Top series to be called Sprint Cup in 2008
    NASCAR’s top series is changing its name for the second time in five years, switching from Nextel Cup to the Sprint Cup starting in 2008.
    It’s only the third name change in NASCAR’s 60 years, but had been expected since Nextel merged with Sprint in August 2005. NASCAR allowed Nextel one name change in the 10-year contract it signed with the telecommunications giant before the 2004 season.
    While admitting name changes are not ideal, NASCAR chairman Brian France has maintained its premier series needed to be in line with the Sprint brand since that’s what the company is now called.
    ‘‘We need to be with their main brand,’’ France said Saturday as the new Sprint Cup logo was unveiled. ‘‘We’re hopeful this is the brand they stick with for a long, long time. I would be surprised if it wasn’t.’’
    NASCAR’s top series was called Grand National Series at its inception, and was called the Winston Cup Series when tobacco company R.J. Reynolds sponsored it from 1971 to 2003.
    But RJR asked out of its contract in 2003, and Nextel took over with a 10-year, $700 million deal. The series became the Nextel Cup Series in 2004.
    That name was put in jeopardy 20 months later when Nextel merged with Sprint, and company officials said they took extensive measures to research the logo and name.
    Relying on fan feedback, focus groups and surveys, the company decided to use the Sprint brand, name and logo.
    ‘‘It was a long and thorough process to determine how to integrate our NASCAR sponsorship into our overall brand strategy, while still keeping the NASCAR fan at the heart of the decision,’’ said Spring chairman Tim Kelly.

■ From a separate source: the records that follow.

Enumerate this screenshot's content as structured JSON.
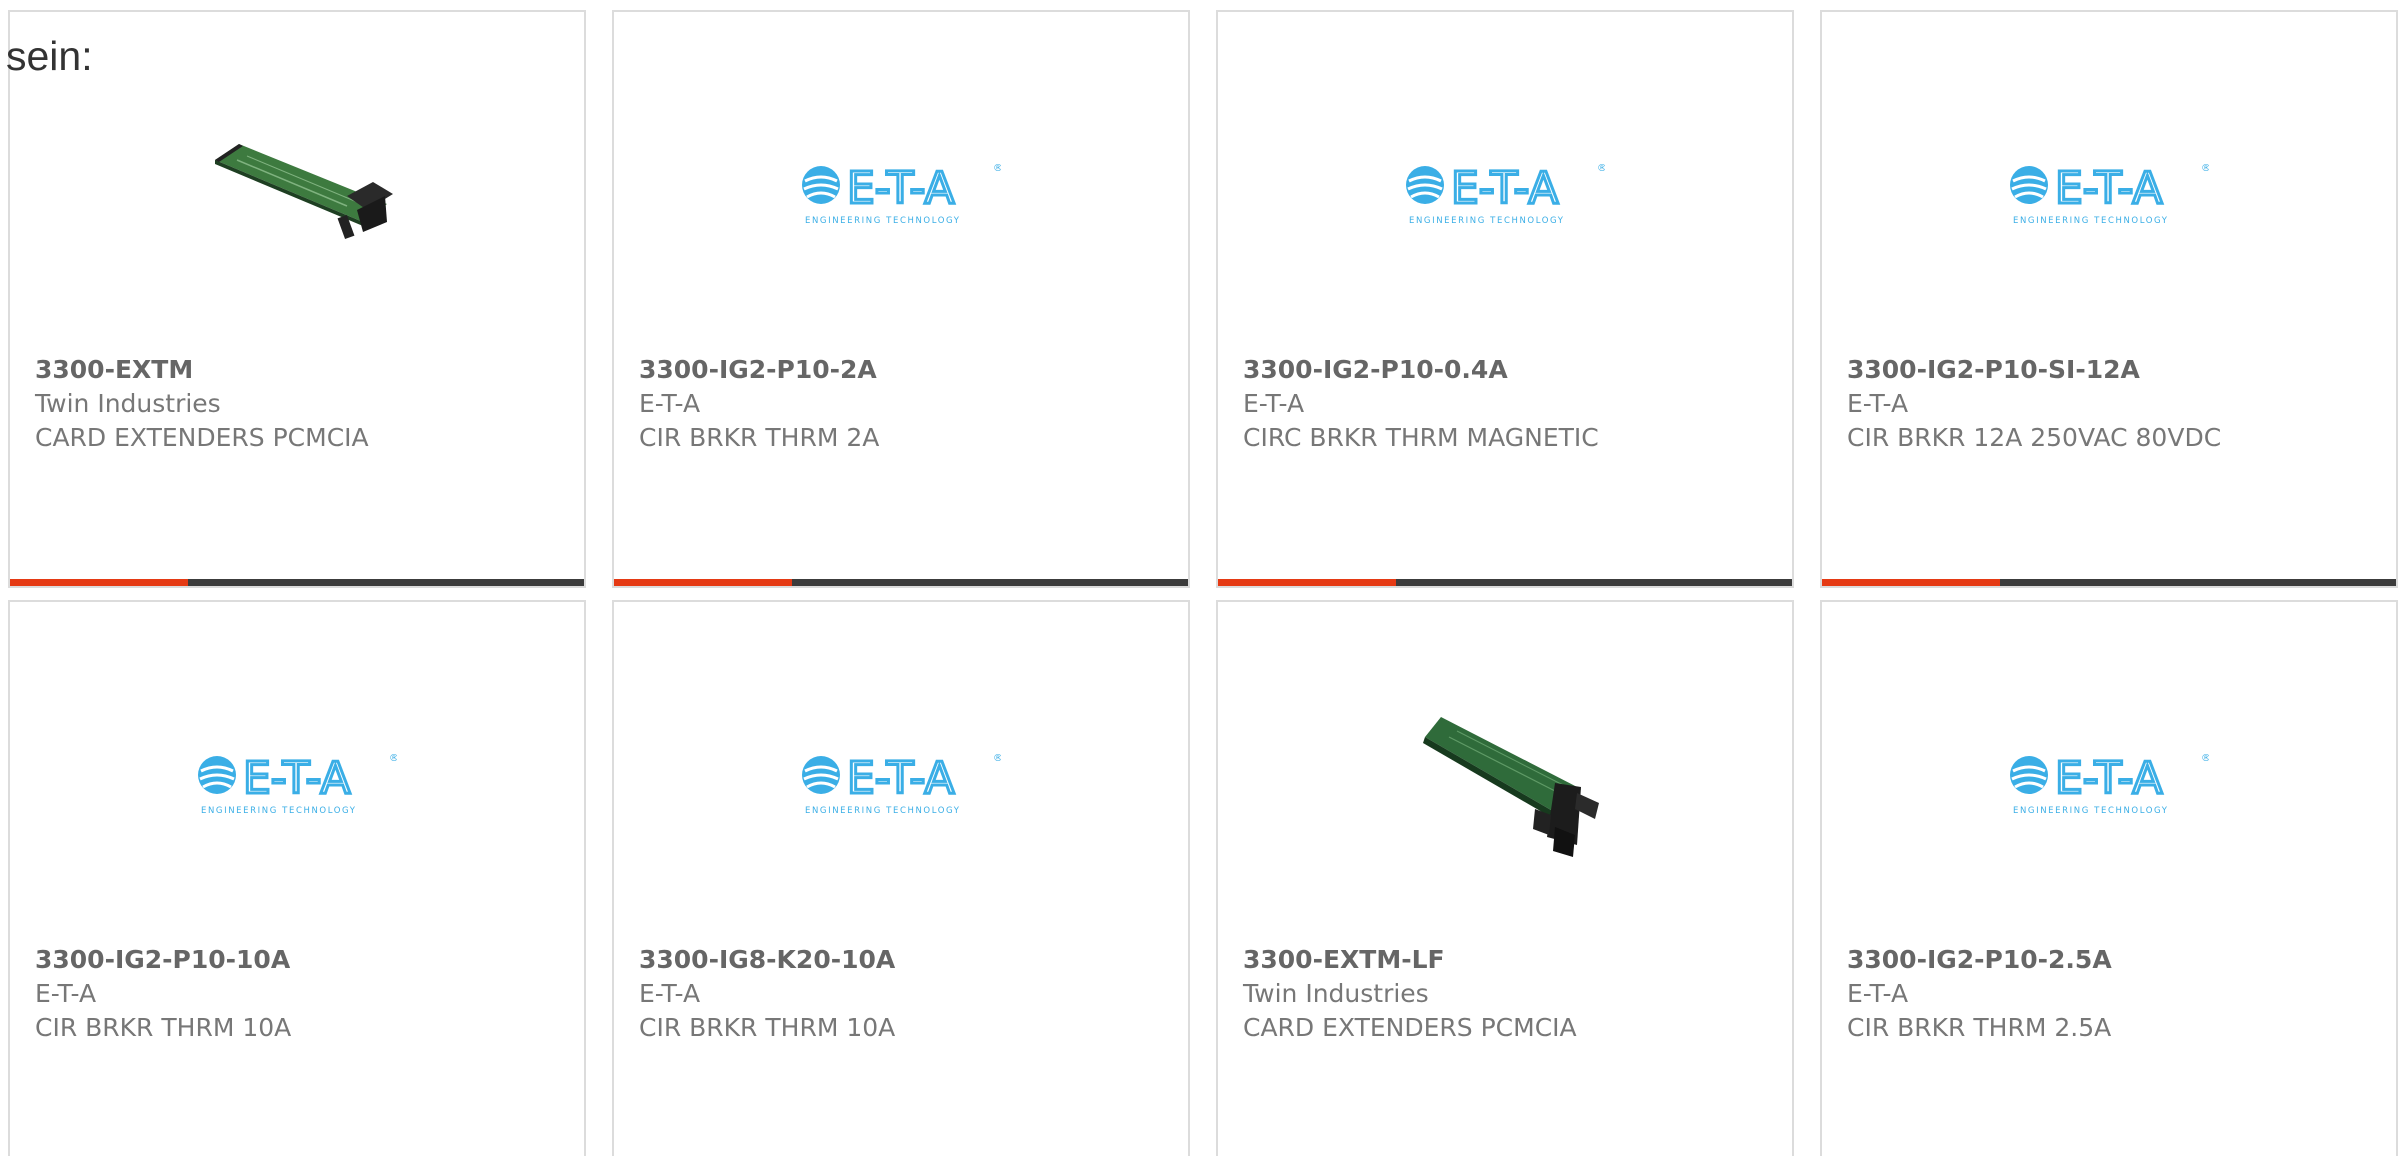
{
  "intro_text": "sein:",
  "colors": {
    "accent": "#e53a14",
    "bar_dark": "#3c3c3c",
    "eta_blue": "#3aaee6",
    "pcb_green": "#2f6b3a"
  },
  "products": [
    {
      "part": "3300-EXTM",
      "manufacturer": "Twin Industries",
      "description": "CARD EXTENDERS PCMCIA",
      "image": "pcb-card-small",
      "progress": 0.31
    },
    {
      "part": "3300-IG2-P10-2A",
      "manufacturer": "E-T-A",
      "description": "CIR BRKR THRM 2A",
      "image": "eta-logo",
      "progress": 0.31
    },
    {
      "part": "3300-IG2-P10-0.4A",
      "manufacturer": "E-T-A",
      "description": "CIRC BRKR THRM MAGNETIC",
      "image": "eta-logo",
      "progress": 0.31
    },
    {
      "part": "3300-IG2-P10-SI-12A",
      "manufacturer": "E-T-A",
      "description": "CIR BRKR 12A 250VAC 80VDC",
      "image": "eta-logo",
      "progress": 0.31
    },
    {
      "part": "3300-IG2-P10-10A",
      "manufacturer": "E-T-A",
      "description": "CIR BRKR THRM 10A",
      "image": "eta-logo"
    },
    {
      "part": "3300-IG8-K20-10A",
      "manufacturer": "E-T-A",
      "description": "CIR BRKR THRM 10A",
      "image": "eta-logo"
    },
    {
      "part": "3300-EXTM-LF",
      "manufacturer": "Twin Industries",
      "description": "CARD EXTENDERS PCMCIA",
      "image": "pcb-card-large"
    },
    {
      "part": "3300-IG2-P10-2.5A",
      "manufacturer": "E-T-A",
      "description": "CIR BRKR THRM 2.5A",
      "image": "eta-logo"
    }
  ],
  "eta_logo": {
    "wordmark": "E-T-A",
    "tagline": "ENGINEERING TECHNOLOGY",
    "registered": "®"
  }
}
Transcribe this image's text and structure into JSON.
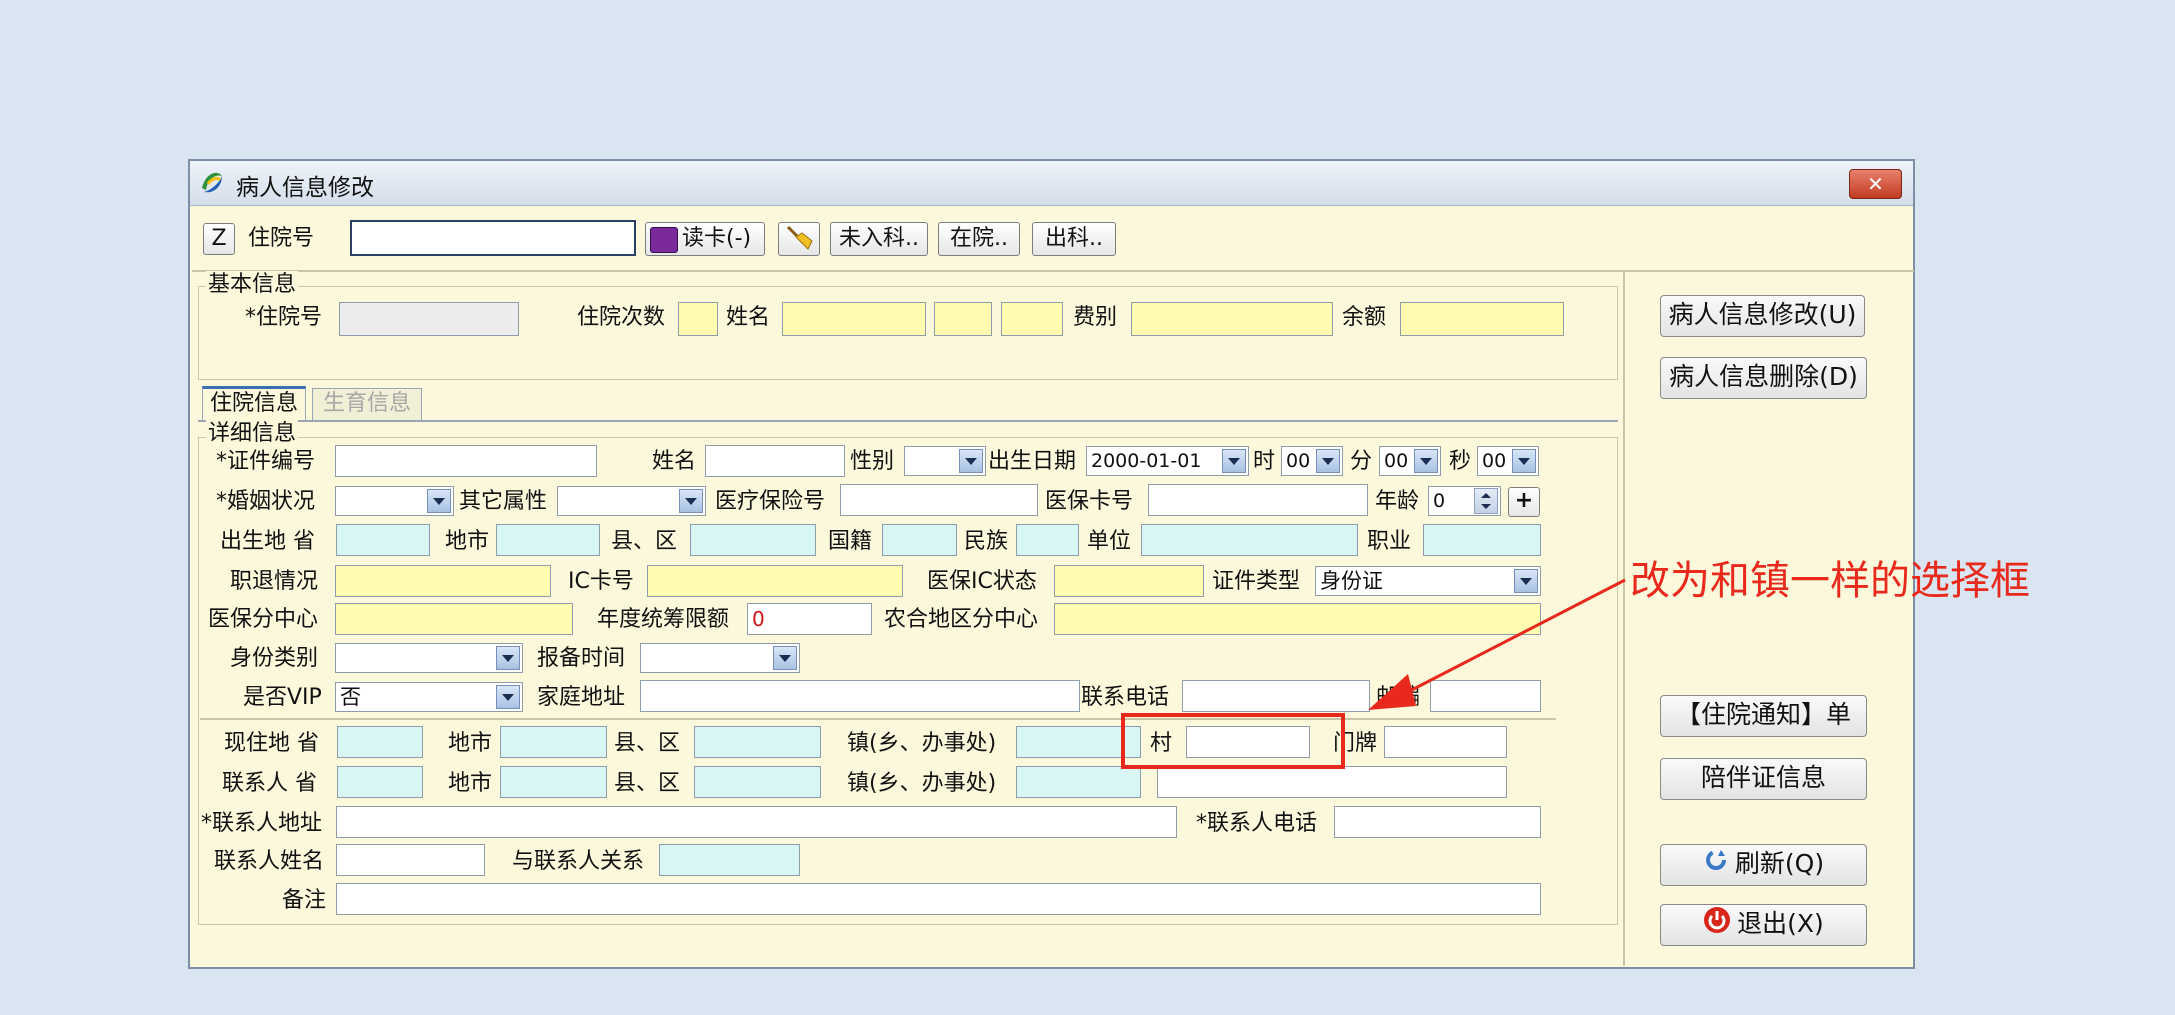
{
  "window": {
    "title": "病人信息修改",
    "close": "✕"
  },
  "toolbar": {
    "z_label": "Z",
    "admission_label": "住院号",
    "admission_value": "",
    "read_card": "读卡(-)",
    "not_admitted": "未入科..",
    "in_hospital": "在院..",
    "discharged": "出科.."
  },
  "basic": {
    "legend": "基本信息",
    "admission_no": "*住院号",
    "times": "住院次数",
    "name": "姓名",
    "fee_type": "费别",
    "balance": "余额"
  },
  "tabs": {
    "inpatient": "住院信息",
    "birth": "生育信息"
  },
  "detail": {
    "legend": "详细信息",
    "id_no": "*证件编号",
    "name": "姓名",
    "gender": "性别",
    "birth_date_label": "出生日期",
    "birth_date": "2000-01-01",
    "hour_label": "时",
    "hour": "00",
    "minute_label": "分",
    "minute": "00",
    "second_label": "秒",
    "second": "00",
    "marital": "*婚姻状况",
    "other_attr": "其它属性",
    "insurance_no": "医疗保险号",
    "insurance_card": "医保卡号",
    "age_label": "年龄",
    "age": "0",
    "birthplace_prov": "出生地 省",
    "city": "地市",
    "county": "县、区",
    "nationality": "国籍",
    "ethnicity": "民族",
    "employer": "单位",
    "occupation": "职业",
    "retirement": "职退情况",
    "ic_no": "IC卡号",
    "ic_status": "医保IC状态",
    "id_type_label": "证件类型",
    "id_type": "身份证",
    "center": "医保分中心",
    "annual_limit_label": "年度统筹限额",
    "annual_limit": "0",
    "rural_center": "农合地区分中心",
    "identity": "身份类别",
    "record_time": "报备时间",
    "vip_label": "是否VIP",
    "vip": "否",
    "home_addr": "家庭地址",
    "phone": "联系电话",
    "zip": "邮编"
  },
  "address": {
    "cur_prov": "现住地 省",
    "city": "地市",
    "county": "县、区",
    "town": "镇(乡、办事处)",
    "village": "村",
    "house_no": "门牌",
    "contact_prov": "联系人 省",
    "contact_addr": "*联系人地址",
    "contact_phone": "*联系人电话",
    "contact_name": "联系人姓名",
    "relation": "与联系人关系",
    "remark": "备注"
  },
  "side": {
    "modify": "病人信息修改(U)",
    "delete": "病人信息删除(D)",
    "notice": "【住院通知】单",
    "escort": "陪伴证信息",
    "refresh": "刷新(Q)",
    "exit": "退出(X)"
  },
  "annotation": {
    "text": "改为和镇一样的选择框",
    "color": "#e8291c"
  }
}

    ‘‘The process extended well beyond the NASCAR sponsorship.’’
    Refocusing the NASCAR sponsorship on the Sprint line of products and services coincides with the July 1 launch of ‘‘Sprint Ahead,’’ a national campaign focusing on the speed of its products.
    ‘‘Our new brand campaign focuses on the importance of speed in people’s daily lives and illustrates their ability to get information where they want it when they want it,’’ Kelly said.  ‘‘NASCAR was built on a tradition of speed, so it was a natural tie for us.’’
    Sprint also announced the SprintSpeed Million promotion, which will pair 12 fans with the 12 drivers competing for the series title this season. The fan paired with the eventual series champion will win $1 million.